The equilibrium constant, denoted as \(K_p\) for reactions involving gases, is a crucial concept in chemical equilibrium. It allows us to predict the extent to which a chemical reaction will occur under a set of conditions. In the reaction \(\mathrm{H}_{2}(g)+\mathrm{I}_{2}(g) \rightleftharpoons 2 \mathrm{HI}(g)\), the equilibrium constant \(K_p = 45.9\) at \(763 \mathrm{~K}\).
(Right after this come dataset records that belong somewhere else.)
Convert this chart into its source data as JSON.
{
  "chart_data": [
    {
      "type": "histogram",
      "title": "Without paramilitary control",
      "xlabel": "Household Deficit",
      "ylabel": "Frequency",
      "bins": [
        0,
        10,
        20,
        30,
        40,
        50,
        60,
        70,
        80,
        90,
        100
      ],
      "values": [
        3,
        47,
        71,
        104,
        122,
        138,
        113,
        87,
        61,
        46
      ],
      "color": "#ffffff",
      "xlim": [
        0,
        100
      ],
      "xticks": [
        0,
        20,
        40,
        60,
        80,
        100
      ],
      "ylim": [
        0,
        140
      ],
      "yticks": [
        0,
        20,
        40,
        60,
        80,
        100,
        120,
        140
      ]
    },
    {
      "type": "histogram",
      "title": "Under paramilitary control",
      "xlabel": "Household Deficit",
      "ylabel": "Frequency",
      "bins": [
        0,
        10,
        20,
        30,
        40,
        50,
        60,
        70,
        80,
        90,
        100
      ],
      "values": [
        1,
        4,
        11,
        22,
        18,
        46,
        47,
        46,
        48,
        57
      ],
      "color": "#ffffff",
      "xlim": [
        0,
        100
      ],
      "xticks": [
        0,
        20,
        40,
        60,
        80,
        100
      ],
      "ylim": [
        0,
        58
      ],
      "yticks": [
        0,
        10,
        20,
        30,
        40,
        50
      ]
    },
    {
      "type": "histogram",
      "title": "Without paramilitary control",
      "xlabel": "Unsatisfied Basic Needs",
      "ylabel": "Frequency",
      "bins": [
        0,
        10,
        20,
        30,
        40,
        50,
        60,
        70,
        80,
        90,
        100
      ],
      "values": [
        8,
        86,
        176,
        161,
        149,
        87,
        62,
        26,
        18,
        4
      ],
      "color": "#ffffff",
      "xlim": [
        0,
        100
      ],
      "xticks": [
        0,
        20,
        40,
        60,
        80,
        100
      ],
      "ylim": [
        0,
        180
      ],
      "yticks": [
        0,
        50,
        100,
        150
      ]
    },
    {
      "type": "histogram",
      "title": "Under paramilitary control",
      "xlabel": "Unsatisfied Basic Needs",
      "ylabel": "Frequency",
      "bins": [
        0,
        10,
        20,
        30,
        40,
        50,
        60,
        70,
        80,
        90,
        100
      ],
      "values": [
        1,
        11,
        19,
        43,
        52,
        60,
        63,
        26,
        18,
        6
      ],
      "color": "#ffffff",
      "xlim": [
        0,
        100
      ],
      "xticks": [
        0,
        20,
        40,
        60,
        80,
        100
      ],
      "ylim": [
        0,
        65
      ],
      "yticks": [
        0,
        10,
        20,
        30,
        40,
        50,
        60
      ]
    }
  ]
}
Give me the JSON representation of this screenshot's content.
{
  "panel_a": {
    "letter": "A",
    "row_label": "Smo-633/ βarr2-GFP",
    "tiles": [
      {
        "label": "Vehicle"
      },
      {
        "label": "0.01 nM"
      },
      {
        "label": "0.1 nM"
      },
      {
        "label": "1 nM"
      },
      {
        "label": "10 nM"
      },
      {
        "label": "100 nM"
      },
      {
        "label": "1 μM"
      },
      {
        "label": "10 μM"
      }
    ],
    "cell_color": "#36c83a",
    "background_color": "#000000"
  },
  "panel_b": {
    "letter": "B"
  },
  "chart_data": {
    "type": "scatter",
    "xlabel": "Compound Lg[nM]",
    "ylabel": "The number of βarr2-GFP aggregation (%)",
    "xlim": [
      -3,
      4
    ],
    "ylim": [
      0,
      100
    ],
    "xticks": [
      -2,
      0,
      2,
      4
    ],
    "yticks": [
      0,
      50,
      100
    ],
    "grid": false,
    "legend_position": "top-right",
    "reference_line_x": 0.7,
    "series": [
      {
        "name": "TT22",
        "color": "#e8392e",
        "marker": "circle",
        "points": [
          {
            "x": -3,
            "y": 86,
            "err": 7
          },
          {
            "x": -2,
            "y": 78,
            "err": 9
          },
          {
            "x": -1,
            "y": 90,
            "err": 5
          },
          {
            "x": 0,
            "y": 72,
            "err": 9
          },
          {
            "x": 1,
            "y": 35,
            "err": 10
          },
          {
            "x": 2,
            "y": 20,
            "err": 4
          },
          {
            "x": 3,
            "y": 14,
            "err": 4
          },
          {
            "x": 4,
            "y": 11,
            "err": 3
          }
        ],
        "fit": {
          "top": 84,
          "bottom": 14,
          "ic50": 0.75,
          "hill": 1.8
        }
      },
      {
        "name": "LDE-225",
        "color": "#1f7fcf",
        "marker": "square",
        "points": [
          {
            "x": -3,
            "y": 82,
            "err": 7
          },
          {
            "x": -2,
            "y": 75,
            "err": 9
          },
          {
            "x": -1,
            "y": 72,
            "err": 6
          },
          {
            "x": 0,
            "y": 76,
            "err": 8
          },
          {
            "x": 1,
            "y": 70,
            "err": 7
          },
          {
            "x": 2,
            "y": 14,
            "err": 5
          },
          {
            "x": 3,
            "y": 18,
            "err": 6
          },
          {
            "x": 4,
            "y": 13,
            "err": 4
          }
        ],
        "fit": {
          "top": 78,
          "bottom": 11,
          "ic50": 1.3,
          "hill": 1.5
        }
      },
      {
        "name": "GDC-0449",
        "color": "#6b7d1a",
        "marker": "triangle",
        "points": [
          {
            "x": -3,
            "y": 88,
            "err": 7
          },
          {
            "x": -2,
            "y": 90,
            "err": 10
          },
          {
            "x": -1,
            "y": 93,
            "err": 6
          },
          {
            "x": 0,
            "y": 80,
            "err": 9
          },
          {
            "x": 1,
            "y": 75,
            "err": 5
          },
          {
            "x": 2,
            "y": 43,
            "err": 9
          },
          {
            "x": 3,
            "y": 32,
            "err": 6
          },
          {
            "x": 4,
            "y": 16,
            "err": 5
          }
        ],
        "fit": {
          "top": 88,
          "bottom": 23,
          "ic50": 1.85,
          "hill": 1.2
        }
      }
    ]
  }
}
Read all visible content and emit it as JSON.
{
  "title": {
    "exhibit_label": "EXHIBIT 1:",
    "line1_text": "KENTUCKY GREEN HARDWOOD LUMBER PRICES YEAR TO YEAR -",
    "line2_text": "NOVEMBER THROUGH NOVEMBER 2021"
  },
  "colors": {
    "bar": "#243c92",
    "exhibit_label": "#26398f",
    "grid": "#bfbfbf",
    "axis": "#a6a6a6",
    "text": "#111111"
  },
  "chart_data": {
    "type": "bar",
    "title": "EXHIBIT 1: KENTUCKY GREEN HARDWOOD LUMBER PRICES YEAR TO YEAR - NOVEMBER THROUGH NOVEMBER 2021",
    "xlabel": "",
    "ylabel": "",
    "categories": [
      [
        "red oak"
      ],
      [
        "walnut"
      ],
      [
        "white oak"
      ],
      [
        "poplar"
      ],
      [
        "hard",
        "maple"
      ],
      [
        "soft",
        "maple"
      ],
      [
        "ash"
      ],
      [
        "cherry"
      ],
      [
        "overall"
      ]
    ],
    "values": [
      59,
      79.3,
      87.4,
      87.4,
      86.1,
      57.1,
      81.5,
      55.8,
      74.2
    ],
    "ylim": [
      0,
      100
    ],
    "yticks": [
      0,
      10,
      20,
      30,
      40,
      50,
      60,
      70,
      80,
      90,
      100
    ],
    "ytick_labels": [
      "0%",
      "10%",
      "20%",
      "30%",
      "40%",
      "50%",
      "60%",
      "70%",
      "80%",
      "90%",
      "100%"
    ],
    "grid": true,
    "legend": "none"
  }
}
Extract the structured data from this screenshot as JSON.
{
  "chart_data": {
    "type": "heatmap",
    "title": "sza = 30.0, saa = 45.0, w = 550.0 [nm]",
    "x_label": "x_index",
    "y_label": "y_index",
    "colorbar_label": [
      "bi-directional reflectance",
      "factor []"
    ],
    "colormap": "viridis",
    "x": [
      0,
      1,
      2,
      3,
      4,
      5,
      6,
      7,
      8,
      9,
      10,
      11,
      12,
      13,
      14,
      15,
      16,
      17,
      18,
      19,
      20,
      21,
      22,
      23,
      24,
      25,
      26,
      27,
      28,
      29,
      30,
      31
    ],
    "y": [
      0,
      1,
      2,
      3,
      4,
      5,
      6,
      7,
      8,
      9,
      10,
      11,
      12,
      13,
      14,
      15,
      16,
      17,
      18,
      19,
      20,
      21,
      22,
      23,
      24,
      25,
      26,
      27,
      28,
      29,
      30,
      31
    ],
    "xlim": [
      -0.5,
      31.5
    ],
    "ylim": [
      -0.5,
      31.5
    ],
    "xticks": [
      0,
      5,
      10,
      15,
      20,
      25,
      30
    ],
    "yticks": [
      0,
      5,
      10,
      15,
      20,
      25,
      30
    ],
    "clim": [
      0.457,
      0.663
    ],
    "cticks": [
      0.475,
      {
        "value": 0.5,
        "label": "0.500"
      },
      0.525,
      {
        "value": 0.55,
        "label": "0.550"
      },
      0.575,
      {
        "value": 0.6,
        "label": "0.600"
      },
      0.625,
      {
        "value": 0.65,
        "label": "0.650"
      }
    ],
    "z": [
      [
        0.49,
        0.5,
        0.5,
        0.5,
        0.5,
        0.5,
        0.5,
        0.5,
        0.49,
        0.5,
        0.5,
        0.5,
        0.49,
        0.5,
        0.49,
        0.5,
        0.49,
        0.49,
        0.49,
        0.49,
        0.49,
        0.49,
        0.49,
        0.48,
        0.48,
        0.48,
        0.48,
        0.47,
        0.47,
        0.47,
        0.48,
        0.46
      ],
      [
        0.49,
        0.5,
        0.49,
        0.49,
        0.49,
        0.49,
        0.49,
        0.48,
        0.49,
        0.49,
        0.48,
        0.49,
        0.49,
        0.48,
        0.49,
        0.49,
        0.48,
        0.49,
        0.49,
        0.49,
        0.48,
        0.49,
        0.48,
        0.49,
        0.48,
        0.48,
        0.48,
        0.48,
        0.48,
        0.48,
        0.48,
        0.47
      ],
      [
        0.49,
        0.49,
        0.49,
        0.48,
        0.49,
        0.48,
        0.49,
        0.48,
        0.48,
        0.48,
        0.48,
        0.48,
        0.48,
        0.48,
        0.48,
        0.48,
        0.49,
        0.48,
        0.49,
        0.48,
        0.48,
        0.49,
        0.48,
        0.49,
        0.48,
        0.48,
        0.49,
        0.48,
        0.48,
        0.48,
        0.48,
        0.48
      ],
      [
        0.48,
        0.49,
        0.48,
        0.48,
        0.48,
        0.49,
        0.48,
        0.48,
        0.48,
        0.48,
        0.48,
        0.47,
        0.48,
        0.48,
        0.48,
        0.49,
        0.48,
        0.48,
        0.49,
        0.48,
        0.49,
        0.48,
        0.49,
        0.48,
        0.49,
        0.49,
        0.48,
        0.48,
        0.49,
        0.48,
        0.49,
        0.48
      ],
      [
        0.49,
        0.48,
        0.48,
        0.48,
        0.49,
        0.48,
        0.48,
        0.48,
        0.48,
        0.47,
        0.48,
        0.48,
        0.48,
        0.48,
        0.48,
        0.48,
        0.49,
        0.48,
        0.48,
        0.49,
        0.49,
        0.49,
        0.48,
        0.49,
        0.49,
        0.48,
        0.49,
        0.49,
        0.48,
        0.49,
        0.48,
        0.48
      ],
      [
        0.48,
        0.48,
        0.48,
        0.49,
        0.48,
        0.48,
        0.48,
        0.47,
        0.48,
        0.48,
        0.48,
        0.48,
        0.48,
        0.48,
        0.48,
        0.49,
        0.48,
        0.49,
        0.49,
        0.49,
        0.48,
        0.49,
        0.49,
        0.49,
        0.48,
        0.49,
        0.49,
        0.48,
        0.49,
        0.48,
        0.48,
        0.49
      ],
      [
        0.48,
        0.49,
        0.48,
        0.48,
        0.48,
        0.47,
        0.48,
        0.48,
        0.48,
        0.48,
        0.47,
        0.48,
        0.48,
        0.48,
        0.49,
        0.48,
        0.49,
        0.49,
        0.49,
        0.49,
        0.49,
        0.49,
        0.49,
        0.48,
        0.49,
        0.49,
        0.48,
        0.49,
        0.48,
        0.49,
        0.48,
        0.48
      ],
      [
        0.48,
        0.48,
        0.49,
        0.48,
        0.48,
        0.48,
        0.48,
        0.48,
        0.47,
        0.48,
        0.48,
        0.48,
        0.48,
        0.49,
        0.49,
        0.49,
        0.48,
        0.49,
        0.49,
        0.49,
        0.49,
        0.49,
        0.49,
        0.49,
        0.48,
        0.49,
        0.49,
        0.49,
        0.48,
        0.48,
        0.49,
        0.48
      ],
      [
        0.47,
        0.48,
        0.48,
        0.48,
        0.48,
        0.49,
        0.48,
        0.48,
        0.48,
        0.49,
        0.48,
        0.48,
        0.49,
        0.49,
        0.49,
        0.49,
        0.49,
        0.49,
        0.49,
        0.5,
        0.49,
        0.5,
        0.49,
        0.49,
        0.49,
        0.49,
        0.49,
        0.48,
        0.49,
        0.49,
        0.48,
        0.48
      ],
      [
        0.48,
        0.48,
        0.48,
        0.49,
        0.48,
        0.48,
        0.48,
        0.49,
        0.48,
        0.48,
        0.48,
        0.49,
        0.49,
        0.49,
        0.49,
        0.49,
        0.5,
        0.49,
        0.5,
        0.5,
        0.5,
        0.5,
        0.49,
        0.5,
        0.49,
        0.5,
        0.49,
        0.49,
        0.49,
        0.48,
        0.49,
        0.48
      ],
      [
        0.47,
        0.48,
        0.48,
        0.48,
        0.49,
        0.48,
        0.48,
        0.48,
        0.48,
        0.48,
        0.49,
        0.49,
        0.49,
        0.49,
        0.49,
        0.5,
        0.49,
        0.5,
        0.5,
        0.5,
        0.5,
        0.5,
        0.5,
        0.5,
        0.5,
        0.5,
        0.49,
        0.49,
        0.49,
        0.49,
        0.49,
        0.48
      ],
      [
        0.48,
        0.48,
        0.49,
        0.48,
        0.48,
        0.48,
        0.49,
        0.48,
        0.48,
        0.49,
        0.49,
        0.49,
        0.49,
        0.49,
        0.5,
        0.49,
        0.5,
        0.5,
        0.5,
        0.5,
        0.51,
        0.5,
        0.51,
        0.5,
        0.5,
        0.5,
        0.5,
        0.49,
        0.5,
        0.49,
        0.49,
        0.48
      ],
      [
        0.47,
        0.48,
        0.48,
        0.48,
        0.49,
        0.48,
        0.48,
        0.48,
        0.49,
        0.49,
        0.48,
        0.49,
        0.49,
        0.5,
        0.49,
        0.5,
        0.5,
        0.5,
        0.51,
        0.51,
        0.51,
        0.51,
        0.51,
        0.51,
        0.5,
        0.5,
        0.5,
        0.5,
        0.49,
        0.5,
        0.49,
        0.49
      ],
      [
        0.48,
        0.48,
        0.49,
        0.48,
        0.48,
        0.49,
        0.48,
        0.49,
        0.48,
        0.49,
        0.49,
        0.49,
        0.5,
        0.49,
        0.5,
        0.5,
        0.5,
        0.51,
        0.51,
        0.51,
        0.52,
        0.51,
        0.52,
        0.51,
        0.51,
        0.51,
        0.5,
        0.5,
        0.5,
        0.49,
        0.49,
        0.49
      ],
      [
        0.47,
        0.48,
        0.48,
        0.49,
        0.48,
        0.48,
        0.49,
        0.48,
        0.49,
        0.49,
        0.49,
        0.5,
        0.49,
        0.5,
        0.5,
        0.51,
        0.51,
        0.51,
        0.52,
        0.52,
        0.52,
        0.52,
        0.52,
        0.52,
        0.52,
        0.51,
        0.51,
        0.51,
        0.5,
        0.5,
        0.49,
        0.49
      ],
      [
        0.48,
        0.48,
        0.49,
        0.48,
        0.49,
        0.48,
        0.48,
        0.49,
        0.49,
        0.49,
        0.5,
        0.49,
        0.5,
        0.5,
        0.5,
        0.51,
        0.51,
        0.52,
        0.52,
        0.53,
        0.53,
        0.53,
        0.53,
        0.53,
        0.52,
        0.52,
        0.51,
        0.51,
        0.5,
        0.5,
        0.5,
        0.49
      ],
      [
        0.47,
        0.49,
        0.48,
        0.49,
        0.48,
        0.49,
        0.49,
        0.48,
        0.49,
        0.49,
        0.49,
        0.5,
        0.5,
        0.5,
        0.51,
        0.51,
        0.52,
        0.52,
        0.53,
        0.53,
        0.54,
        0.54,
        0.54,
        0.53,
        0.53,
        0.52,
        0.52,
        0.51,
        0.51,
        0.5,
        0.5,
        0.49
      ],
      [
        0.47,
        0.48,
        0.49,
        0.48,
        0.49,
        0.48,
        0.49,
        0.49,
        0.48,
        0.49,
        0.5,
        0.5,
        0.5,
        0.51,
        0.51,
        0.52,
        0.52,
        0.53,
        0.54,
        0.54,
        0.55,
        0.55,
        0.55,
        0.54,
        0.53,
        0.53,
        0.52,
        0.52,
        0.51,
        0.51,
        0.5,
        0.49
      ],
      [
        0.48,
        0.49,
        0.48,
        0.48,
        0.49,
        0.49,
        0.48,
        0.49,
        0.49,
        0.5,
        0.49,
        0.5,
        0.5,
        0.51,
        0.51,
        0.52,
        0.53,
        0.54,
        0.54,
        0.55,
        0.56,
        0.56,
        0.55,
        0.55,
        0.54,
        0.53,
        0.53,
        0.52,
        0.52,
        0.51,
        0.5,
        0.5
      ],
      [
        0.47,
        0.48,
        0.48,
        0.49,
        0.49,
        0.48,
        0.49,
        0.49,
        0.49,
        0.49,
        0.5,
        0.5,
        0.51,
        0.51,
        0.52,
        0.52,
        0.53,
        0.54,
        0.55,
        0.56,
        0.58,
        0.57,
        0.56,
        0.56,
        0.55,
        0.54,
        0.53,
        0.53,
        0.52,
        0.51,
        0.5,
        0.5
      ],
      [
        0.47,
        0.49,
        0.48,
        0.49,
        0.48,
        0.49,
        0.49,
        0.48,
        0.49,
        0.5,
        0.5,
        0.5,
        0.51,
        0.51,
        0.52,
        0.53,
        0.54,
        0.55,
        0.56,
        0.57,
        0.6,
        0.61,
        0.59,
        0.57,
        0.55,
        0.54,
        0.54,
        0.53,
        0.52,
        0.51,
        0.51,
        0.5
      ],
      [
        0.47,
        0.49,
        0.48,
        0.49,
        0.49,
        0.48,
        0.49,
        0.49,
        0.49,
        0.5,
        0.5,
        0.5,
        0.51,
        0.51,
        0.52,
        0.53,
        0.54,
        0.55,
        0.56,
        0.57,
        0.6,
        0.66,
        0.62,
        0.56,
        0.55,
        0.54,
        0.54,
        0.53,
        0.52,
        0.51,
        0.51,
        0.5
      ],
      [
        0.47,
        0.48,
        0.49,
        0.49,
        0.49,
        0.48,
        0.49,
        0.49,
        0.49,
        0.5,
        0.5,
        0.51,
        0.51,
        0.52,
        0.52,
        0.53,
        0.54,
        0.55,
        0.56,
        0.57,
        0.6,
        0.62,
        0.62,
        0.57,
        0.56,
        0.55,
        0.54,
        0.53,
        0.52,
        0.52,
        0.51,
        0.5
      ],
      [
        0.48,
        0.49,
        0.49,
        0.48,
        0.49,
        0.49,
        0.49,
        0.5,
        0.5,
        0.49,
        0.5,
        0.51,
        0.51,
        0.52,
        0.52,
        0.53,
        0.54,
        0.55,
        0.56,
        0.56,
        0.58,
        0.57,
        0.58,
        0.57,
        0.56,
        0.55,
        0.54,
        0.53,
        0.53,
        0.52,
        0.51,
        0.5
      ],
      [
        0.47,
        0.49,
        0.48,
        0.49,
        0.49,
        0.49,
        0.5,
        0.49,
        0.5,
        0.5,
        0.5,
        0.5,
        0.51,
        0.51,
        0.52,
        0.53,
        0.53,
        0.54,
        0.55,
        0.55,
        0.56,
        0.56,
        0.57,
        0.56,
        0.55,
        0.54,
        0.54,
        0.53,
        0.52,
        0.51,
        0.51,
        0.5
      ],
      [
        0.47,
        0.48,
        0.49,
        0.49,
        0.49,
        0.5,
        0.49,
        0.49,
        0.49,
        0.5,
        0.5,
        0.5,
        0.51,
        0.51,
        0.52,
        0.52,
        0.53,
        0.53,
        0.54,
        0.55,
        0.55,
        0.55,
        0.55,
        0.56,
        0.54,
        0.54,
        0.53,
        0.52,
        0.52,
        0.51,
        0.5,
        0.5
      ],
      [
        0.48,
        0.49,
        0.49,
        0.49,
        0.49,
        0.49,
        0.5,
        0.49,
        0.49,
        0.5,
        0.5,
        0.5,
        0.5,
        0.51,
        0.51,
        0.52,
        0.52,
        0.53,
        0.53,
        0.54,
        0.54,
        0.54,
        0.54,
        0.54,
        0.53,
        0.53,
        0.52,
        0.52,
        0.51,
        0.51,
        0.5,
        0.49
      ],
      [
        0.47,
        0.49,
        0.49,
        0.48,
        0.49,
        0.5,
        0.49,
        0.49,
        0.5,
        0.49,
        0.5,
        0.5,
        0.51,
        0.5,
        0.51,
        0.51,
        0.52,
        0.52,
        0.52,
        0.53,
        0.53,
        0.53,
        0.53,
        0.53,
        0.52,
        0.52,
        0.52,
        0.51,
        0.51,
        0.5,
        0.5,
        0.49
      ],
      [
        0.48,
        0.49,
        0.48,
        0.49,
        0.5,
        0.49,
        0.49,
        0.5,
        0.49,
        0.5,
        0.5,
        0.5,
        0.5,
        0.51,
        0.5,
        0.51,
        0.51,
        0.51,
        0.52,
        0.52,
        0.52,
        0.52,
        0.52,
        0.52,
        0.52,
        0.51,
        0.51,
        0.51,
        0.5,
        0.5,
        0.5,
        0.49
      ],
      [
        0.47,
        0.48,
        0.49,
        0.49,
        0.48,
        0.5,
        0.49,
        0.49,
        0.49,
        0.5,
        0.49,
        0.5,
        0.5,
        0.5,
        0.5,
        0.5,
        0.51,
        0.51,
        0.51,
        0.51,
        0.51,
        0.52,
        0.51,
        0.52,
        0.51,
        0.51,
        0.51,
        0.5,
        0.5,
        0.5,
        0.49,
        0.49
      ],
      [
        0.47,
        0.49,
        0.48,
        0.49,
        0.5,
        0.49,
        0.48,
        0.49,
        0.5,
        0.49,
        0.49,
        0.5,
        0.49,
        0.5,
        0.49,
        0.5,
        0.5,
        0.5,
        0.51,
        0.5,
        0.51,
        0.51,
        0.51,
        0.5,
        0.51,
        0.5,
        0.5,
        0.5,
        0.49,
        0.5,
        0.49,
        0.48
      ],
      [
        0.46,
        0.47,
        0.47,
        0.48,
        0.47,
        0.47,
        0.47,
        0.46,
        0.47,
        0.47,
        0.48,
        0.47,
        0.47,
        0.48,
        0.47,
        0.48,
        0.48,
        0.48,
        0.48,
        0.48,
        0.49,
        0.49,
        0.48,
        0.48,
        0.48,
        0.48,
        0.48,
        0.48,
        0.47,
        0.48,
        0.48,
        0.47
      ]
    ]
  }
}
This specific constant indicates that, at this temperature, the products are favored at equilibrium when compared to the reactants.

• \(K_p\) relates to the pressures of the reactants and products in a balanced chemical equation.
• The larger the \(K_p\), the more the reaction favors the formation of products.

It's important to note that \(K_p\) is only influenced by temperature changes, not by changes in the concentrations or pressures of reactants or products.

Partial Pressures

Partial pressures are essential when dealing with gases at equilibrium. Each gas in a mixture exerts its own pressure, which sums up to give the total pressure of the mixture. This individual pressure contribution is termed as partial pressure.In our reaction example,

• \(P_{HI}\) is given as \(4.94 \thinspace \mathrm{atm}\).
• \(P_{H_2}\) is given as \(0.628 \thinspace \mathrm{atm}\).

These partial pressures are plugged into the equilibrium constant expression to determine the unknown partial pressure of \(\mathrm{I}_{2}(g)\), \(P_{I_2}\).Understanding partial pressures helps us use the formula for \(K_p\) to calculate the pressures of other components in the reaction when some are known.

Reaction Quotient

The reaction quotient, denoted as \(Q\), is similar to the equilibrium constant but applicable at any point during a reaction, not just at equilibrium. It shows the ratio of the concentrations (or pressures for gases) of products to reactants at any given moment.If you were to calculate \(Q\) for the given reaction setup, but without equilibrium, you'd follow the same approach as \(K_p\): \[Q = \frac{P_{HI}^2}{P_{H_2} \times P_{I_2}}\]Comparing \(Q\) to \(K_p\) can tell you which direction the reaction needs to shift to reach equilibrium:

• If \(Q < K_p\), the reaction will proceed forward, forming more products.
• If \(Q > K_p\), the reaction will move in reverse, forming more reactants.
• If \(Q = K_p\), the system is already at equilibrium.

Dynamic Equilibrium

Dynamic equilibrium occurs in a closed system when the forward and reverse reactions happen at the same rate. As a result, the concentrations or pressures of reactants and products remain constant over time.In the example of \(\mathrm{H}_{2}(g)+\mathrm{I}_{2}(g) \rightleftharpoons 2 \mathrm{HI}(g)\), the system reaches dynamic equilibrium at \(763 \mathrm{~K}\). Here’s what happens at dynamic equilibrium:

• Reactions continue to occur, but there is no net change in the amount of reactants or products.
• The equilibrium constant \(K_p\) is maintained.
• The rates of the forward and backward reactions are equal.

Understanding dynamic equilibrium is crucial because it underlies how systems respond to external changes, maintaining a balance without halting the reaction process.